Turkey's Interior Ministry on Monday removed metropolitan mayors of the country's three major Kurdish provinces of Diyarbakir, Mardin, and Van only months after the nationwide March local elections

ERBIL (Kurdistan 24) – Turkey's Interior Ministry on Monday removed metropolitan mayors of the country's three major Kurdish provinces of Diyarbakir, Mardin, and Van only months after the nationwide March local elections and as President Recep Tayyip Erdogan had promised before over accusations of “links to terrorism.”

Just as the news of the sacking of the democratically-elected mayors from the opposition Democratic Peoples’ Party (HDP) broke, the ministry also said that police forces arrested 418 people in those cities and 26 others in connection of what it said was membership to the Kurdistan Workers’ Party (PKK).

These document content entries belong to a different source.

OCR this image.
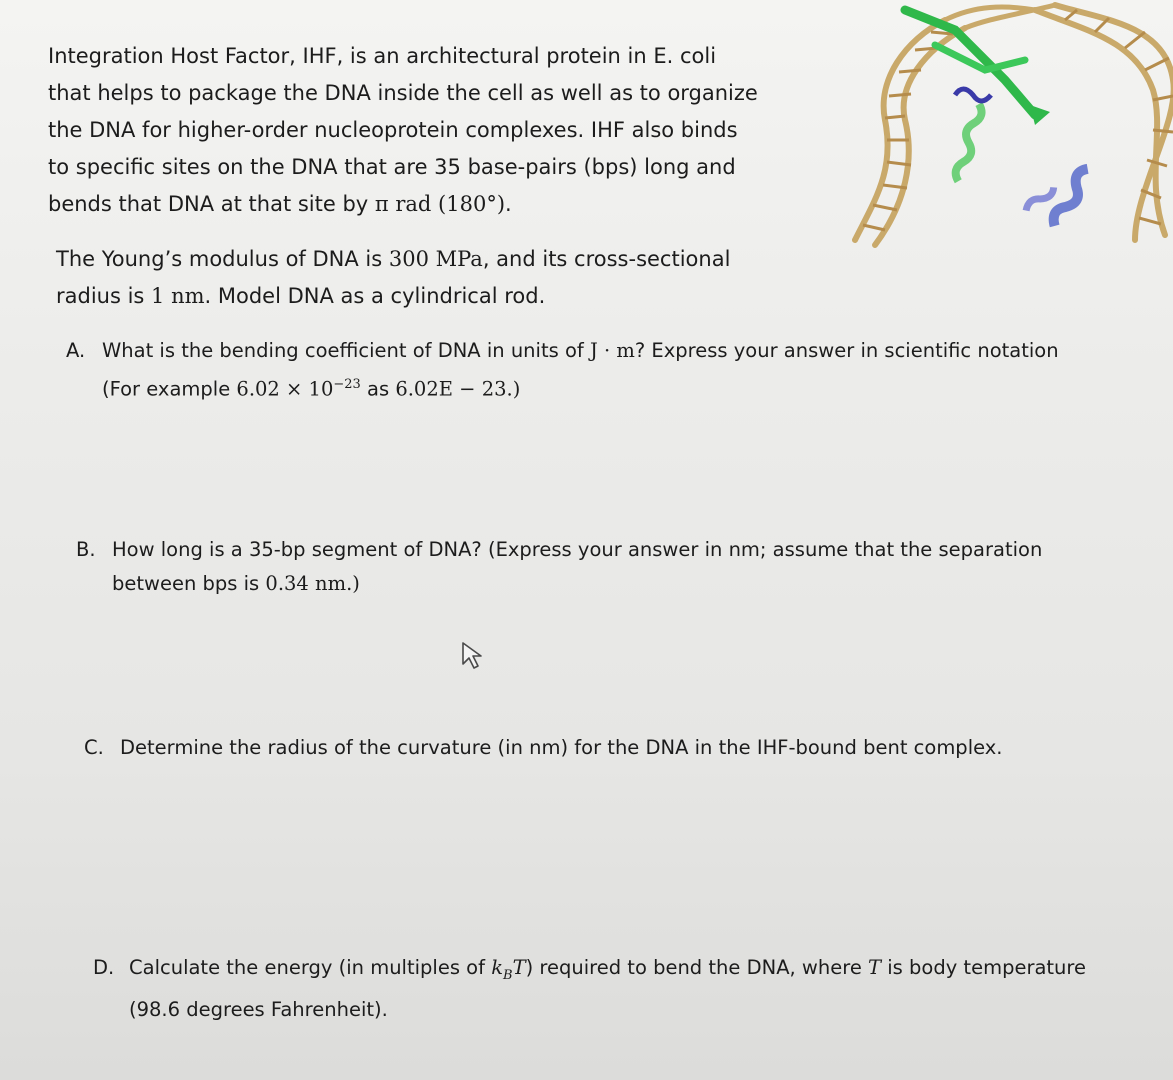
Integration Host Factor, IHF, is an architectural protein in E. coli
that helps to package the DNA inside the cell as well as to organize
the DNA for higher-order nucleoprotein complexes. IHF also binds
to specific sites on the DNA that are 35 base-pairs (bps) long and
bends that DNA at that site by π rad (180°).
The Young’s modulus of DNA is 300 MPa, and its cross-sectional
radius is 1 nm. Model DNA as a cylindrical rod.
A. What is the bending coefficient of DNA in units of J · m? Express your answer in scientific notation
(For example $6.02 \times 10^{-23}$ as 6.02E − 23.)
B. How long is a 35-bp segment of DNA? (Express your answer in nm; assume that the separation
between bps is 0.34 nm.)
C. Determine the radius of the curvature (in nm) for the DNA in the IHF-bound bent complex.
D. Calculate the energy (in multiples of $k_BT$) required to bend the DNA, where T is body temperature
(98.6 degrees Fahrenheit).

The highly-centralized Ankara government moved to appoint the unelected governors of the three cities instead of the mayors: Diyarbakir’s Adnan Selcuk Mizrakli, Mardin’s Ahmet Turk, and Van’s Bedia Ozgokce Ertan. The governors who now assume the role of unelected mayorship moved into the municipal buildings under intense security measures provided by hundreds of police officers who cordoned off main boulevards, closed streets with armored vehicles and dogs.

Pictures on local media from inside the municipal buildings showed the governors’ first act to be the hanging of official portraits of Erdogan in the mayor’s office.

The HDP and the secularist opposition Republican People’s Party (CHP) officials swiftly condemned the Erdogan administration’s latest decision, which they denounced as “unlawful, undemocratic, and fascistic.”

The HDP reminded that the dismissed mayors of Diyarbakir, Mardin, and Van - all provincial municipalities each with over one million population — were elected with 63, 56 and 53 percent of votes, respectively. In a written statement, the party called on all sides not to “remain silent,” for “silence means approval.”

CHP’s head of the parliamentary group, Ozgur Ozel, said the Erdogan government was bringing its own legitimacy through elections into questioning by removing elected officials in the Kurdish cities. “The government has chosen fascism over democracy,” he said. Ozel was joined by scores of other CHP lawmakers and mayors, including the mayor of Istanbul, Ekrem Imamoglu, who himself was removed from his elected post in the aftermath of his contested victory on March 31, in rejecting Erdogan’s move.